James Howard Kunstler on Landscape Urbanism
James Howard Kunstler published the following in Orion Magazine:
"The mandarin headquarters of Modernist ideology, Harvard University’s Graduate School of Design, having gone to war with the New Urbanist movement, is now pushing a dubious new practice they call “Landscape Urbanism.” Don’t be fooled again. Under the fashionable “green” rubric, it’s another version of “nature” as the default remedy for cities, a rejection of genuine urban form. Landscape Urbanism affects to be concerned with site planning, but it displays a complete lack of interest in the basic components of urban design: street and block systems. Instead, it incorporates lots of high tech “magic” infrastructure for directing water flows and requires massive, costly, complex site interventions that amount to little more than art stunts. Landscape Urbanism is explicitly against density and vehemently pro-automobile. In effect, it’s just super high-tech suburbia. It’s designed mainly to generate big fees for site-planning firms while it does nothing to prepare this society for a post-oil economy. Naturally, it comes with heaps of opaque theory, designed to mystify and impress the non-elect.
Harvard has been battling the New Urbanists for two decades on the grounds that traditional urban design is insufficiently avant-garde, intellectually unadventurous, backward-looking, lacking in sex appeal, un-ironic, square. But the USA doesn’t need more architectural fashion statements or art stunts. It needs places to live that are worth caring about and compatible with the capital and material resources that we can expect to retain going forward, which are liable to fewer and scarcer than what we’ve gotten used to. The USA doesn’t need any more mendacious ideologies meant to confound the public about the operation of cities and the things in them so that star-architects can appear to be wizards.
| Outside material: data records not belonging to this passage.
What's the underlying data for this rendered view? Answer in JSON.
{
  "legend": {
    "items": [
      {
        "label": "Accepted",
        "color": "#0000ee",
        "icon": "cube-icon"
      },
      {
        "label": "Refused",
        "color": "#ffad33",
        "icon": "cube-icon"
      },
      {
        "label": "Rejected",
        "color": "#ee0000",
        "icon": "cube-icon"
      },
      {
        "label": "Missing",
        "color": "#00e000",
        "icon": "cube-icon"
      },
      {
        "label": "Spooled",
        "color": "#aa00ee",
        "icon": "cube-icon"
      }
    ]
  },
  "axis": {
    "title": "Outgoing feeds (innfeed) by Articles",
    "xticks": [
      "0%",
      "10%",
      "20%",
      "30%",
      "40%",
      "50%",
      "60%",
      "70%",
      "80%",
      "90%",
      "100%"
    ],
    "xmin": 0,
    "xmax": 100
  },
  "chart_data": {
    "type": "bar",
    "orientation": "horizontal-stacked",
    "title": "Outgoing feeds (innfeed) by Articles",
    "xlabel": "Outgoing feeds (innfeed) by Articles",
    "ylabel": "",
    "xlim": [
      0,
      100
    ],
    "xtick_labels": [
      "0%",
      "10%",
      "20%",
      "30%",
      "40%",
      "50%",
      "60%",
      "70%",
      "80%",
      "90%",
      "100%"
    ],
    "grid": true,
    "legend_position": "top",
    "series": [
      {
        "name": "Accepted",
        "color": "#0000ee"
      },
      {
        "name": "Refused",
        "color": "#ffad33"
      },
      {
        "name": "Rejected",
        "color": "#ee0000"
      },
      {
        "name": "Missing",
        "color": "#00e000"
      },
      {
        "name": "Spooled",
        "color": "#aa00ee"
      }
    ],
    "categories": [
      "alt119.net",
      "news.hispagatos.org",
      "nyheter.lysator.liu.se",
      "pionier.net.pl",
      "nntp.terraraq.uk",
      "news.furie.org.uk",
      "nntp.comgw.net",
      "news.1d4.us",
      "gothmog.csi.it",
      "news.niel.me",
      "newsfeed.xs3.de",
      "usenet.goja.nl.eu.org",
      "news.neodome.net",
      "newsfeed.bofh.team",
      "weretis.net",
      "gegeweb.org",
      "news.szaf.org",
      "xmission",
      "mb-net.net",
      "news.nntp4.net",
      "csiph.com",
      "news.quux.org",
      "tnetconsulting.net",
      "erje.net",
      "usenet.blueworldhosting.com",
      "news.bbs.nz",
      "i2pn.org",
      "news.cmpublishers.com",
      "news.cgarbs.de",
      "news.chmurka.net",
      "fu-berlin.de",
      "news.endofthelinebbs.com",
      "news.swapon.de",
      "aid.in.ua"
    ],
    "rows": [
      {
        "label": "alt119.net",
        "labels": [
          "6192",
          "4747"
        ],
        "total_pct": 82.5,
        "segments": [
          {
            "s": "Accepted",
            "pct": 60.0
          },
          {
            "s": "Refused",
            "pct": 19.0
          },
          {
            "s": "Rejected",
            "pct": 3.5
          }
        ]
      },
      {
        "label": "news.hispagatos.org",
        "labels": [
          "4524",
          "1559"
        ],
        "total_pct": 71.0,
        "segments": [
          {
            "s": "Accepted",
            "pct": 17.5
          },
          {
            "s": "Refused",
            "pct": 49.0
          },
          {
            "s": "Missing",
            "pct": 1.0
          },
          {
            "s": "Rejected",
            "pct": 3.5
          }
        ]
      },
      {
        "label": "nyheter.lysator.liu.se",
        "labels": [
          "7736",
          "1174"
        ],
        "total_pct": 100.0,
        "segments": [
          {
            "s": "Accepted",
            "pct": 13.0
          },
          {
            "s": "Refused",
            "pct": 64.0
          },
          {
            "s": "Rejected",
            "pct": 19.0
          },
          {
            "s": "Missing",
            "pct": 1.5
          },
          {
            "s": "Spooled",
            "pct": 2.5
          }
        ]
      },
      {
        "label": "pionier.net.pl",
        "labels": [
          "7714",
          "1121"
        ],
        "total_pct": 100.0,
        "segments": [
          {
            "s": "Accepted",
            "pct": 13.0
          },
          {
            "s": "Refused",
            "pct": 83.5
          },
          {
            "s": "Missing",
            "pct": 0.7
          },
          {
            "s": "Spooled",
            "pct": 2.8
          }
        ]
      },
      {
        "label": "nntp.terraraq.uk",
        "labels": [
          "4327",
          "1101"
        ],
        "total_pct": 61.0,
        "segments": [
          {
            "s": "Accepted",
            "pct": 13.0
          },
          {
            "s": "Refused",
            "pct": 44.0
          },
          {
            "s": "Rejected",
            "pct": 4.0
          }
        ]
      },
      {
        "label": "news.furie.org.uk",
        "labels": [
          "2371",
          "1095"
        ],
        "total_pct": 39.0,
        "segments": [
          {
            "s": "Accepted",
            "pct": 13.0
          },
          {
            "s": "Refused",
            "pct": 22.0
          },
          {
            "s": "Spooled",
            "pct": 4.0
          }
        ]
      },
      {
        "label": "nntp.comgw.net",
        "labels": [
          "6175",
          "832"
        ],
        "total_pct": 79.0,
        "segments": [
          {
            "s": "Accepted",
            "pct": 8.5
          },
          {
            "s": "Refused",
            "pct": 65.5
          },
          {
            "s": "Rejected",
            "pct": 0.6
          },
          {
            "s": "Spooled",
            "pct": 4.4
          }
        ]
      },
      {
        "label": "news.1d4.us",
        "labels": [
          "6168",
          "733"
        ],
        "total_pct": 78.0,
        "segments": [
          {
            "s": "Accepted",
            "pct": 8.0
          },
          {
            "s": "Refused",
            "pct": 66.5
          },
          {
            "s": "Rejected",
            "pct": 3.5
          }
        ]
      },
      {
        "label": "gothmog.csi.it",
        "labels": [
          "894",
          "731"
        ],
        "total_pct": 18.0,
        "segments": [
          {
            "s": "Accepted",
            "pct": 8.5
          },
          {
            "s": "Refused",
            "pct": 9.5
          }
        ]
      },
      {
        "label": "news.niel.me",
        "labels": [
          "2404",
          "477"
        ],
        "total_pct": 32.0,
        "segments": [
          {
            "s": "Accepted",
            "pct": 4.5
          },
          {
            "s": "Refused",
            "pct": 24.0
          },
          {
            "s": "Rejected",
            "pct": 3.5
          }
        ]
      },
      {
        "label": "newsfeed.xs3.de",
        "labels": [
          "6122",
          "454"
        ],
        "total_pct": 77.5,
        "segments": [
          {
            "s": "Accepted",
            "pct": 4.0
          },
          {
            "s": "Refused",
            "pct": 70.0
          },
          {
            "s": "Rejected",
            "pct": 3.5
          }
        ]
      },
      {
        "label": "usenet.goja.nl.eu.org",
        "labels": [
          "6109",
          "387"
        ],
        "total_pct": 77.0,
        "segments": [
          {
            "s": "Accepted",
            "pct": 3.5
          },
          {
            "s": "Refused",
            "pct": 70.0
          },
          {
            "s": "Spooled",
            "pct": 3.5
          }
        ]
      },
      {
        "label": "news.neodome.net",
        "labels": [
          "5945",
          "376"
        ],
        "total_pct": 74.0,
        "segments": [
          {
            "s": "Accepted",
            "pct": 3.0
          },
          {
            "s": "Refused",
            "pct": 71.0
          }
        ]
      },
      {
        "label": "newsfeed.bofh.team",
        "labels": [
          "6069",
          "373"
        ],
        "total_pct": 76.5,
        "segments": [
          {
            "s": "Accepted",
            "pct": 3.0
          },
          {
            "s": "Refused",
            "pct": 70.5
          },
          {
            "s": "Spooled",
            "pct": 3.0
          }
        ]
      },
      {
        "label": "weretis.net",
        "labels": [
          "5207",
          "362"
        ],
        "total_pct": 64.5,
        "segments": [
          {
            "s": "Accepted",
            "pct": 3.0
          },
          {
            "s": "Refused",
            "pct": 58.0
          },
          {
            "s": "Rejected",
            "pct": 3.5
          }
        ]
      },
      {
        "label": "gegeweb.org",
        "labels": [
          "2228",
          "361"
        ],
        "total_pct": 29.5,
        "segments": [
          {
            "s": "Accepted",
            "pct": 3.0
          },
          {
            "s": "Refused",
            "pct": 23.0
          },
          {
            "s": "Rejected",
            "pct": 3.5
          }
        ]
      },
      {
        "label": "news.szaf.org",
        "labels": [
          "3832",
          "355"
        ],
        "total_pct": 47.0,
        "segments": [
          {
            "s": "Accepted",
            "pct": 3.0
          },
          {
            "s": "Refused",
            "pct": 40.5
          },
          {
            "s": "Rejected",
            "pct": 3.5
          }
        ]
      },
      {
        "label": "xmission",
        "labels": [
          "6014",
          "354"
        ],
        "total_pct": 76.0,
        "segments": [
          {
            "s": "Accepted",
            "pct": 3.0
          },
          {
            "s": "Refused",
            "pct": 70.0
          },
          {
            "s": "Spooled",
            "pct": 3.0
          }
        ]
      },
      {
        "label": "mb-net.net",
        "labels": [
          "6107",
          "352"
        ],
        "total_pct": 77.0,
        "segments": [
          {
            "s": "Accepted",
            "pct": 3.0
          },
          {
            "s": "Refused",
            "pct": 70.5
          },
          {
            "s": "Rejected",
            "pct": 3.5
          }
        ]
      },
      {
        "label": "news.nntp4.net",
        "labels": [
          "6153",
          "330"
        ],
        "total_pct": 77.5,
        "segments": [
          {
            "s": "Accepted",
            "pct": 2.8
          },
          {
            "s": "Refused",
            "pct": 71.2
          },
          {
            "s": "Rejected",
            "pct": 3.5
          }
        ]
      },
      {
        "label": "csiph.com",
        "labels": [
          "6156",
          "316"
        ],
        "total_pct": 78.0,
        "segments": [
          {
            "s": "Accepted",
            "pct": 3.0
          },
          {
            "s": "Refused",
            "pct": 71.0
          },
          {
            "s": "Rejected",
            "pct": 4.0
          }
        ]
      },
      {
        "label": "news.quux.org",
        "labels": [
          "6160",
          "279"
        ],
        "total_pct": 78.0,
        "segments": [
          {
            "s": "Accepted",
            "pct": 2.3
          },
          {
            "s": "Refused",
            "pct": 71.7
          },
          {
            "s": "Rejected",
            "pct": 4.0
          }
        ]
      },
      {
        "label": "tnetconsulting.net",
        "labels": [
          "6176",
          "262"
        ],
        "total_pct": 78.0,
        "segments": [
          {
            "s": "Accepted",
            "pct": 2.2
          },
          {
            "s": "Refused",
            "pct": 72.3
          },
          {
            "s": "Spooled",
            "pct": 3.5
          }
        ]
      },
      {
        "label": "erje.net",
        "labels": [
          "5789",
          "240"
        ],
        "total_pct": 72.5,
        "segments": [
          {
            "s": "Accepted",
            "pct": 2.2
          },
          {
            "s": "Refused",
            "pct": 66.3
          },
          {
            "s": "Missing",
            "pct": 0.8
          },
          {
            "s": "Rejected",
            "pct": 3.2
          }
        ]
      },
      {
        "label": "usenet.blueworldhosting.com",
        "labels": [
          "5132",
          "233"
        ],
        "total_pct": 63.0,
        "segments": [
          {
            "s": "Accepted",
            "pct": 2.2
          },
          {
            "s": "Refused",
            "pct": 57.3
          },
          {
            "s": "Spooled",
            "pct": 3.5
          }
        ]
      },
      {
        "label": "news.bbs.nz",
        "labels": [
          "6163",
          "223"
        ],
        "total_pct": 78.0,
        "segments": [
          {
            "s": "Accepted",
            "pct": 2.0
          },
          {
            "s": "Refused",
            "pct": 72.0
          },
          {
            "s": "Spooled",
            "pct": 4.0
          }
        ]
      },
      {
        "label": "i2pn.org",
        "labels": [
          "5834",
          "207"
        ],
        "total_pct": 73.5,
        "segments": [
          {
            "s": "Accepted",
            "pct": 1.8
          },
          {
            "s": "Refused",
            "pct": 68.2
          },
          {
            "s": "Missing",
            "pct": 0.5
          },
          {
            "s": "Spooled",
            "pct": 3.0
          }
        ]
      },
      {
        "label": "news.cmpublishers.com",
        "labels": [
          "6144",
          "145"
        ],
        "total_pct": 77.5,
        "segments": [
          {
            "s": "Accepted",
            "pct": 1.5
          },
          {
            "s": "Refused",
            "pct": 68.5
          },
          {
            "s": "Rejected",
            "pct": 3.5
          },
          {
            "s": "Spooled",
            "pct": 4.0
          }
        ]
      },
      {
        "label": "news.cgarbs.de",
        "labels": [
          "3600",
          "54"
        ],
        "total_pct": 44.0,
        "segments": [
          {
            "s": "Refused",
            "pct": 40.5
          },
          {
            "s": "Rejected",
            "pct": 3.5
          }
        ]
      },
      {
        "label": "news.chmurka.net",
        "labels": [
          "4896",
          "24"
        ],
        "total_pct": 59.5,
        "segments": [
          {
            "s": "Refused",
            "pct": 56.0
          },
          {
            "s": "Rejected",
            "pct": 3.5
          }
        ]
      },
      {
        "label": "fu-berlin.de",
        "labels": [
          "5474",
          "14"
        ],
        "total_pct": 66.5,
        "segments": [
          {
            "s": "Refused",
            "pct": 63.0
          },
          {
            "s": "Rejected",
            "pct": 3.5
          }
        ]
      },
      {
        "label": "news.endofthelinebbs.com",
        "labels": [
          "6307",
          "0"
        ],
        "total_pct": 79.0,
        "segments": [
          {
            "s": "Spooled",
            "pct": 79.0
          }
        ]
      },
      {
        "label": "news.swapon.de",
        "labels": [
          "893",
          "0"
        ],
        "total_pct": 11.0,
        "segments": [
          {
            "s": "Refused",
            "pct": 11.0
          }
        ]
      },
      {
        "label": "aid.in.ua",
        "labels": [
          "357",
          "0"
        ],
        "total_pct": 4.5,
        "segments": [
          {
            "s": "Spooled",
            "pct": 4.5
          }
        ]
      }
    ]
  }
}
The USA does need a body of principle and skill that will allow us to assemble places with a future, and the New Urbanists have retrieved this information from the dumpster of history – where it was carelessly tossed by two generations in thrall to the phantom of limitless expansion. They recognize the resource limits we are now up against and the threats posed by climate change. They’re keenly aware of the need to re-integrate local food production into the landscape in an appropriate relationship with the places where people live. They’re the only group of design professionals on the scene right now who are capable of delivering a vision of the future that is consistent with the reality of the future."